Snow days are unnecessary during the COVID-19 pandemic, however, they will also be wasteful once MCPS is back in school buildings. Junior Rosemary Yang said “[I don’t] think it’s reasonable to take more time out of lesson-teaching.” Having snow days during in-person school takes away valuable instructional days, resulting in teachers rushing lessons which leads to a weaker understanding of the material for students. Snow days are detrimental to academic performance, are time-consuming and have negative impacts both on students and on staff. 

In addition to impacting the day-to-day dynamics of school, snow days make it harder for teachers to prepare their students for standardized testing. Regardless of how many days are taken off due to weather events during the year, test dates for Advanced Placement courses, subject SATs, and International Baccalaureate exams are not pushed back, leaving students scrambling to review test material in a reduced timeframe. Often, teachers use time in class to provide beneficial preparation activities such as AP problems and essay practices. With snow days eating away at instructional time, these critical exercises are skipped over.

With the capacity for virtual learning, snow days will soon become nothing more than nostalgia since they had no significant benefits in the first place. Students, school administration and county officials alike agree with the sentiment that these days off have no educational value for students and do more harm than good. Senior Danesh Sivakumar said, “snow days are pretty much obsolete, like what’s the point?” According to the New York Times, New York City’s school system, which has already converted to a hybrid education model, canceled snow days for the year because of the lost instructional time due to the pandemic.

 Art history teacher Michael McDermott said, “with the development of the virtual system, people no longer have to travel to work anymore. Snow days are done.” Some may argue that it is unreasonable to expect teachers to quickly adapt to online school for just a day, however, teachers at Richard Montgomery are able to send out recorded video-lessons early on snow days. There are many possible ways for teachers to continue education for students at a remote distance. 

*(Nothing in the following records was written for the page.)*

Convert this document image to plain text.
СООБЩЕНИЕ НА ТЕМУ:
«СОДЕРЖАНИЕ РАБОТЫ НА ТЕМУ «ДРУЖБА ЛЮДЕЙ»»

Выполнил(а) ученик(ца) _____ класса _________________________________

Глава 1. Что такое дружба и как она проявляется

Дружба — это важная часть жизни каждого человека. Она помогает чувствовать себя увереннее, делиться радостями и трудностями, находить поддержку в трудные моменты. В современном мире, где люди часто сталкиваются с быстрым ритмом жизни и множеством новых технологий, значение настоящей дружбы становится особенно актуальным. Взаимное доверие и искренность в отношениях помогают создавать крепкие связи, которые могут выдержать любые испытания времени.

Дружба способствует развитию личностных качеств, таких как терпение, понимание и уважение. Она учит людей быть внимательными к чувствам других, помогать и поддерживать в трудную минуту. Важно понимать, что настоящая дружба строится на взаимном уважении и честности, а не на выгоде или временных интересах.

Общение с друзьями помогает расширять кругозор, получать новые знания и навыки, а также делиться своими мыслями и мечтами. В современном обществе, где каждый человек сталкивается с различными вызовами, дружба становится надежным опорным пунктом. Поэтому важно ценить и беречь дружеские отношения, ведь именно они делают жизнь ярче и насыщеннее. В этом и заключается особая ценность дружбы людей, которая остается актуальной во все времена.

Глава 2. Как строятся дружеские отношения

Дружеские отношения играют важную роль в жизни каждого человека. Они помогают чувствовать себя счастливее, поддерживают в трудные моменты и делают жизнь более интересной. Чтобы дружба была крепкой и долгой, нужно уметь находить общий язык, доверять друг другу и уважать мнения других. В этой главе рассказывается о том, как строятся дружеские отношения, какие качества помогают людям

In recent years, MCPS has often been forced to extend the school year into the summer vacation in order to meet the state requirements for minimum instructional days. Having periodic days off during the school year may provide temporary relief for students and teachers, however, a long summer break is more favorable. Without snow days, students, teachers and other staff will be able to enjoy having longer summer breaks. While some may still hold onto the sentimentality of snow days, it is clear that its time has come to an end.

Before the pandemic and the need for an efficient virtual schooling system, getting two inches of snow would have canceled school in MCPS. This typically creates a great amount of stress for many parents who not only have to worry about their work but also now have to cater to their children’s needs. This burden is especially heavy when it comes to younger children who usually want to spend hours outside playing in the snow and must be closely watched to keep them safe. Having online classes keeps kids preoccupied and parents would not have to concern themselves constantly about their children’s safety. 

Thanks to virtual school, snow days are no longer necessary, seeing as students and teachers can continue classes remotely using Zoom and other virtual learning resources. These momentary breaks from learning will always be a fond memory, but increasingly intensive curriculums make education a priority. And with the successful run of online schooling during the COVID-19 pandemic, there is no longer an excuse to not replace snow days. A blizzard? Bring it on— no one fears that sort of thing anymore.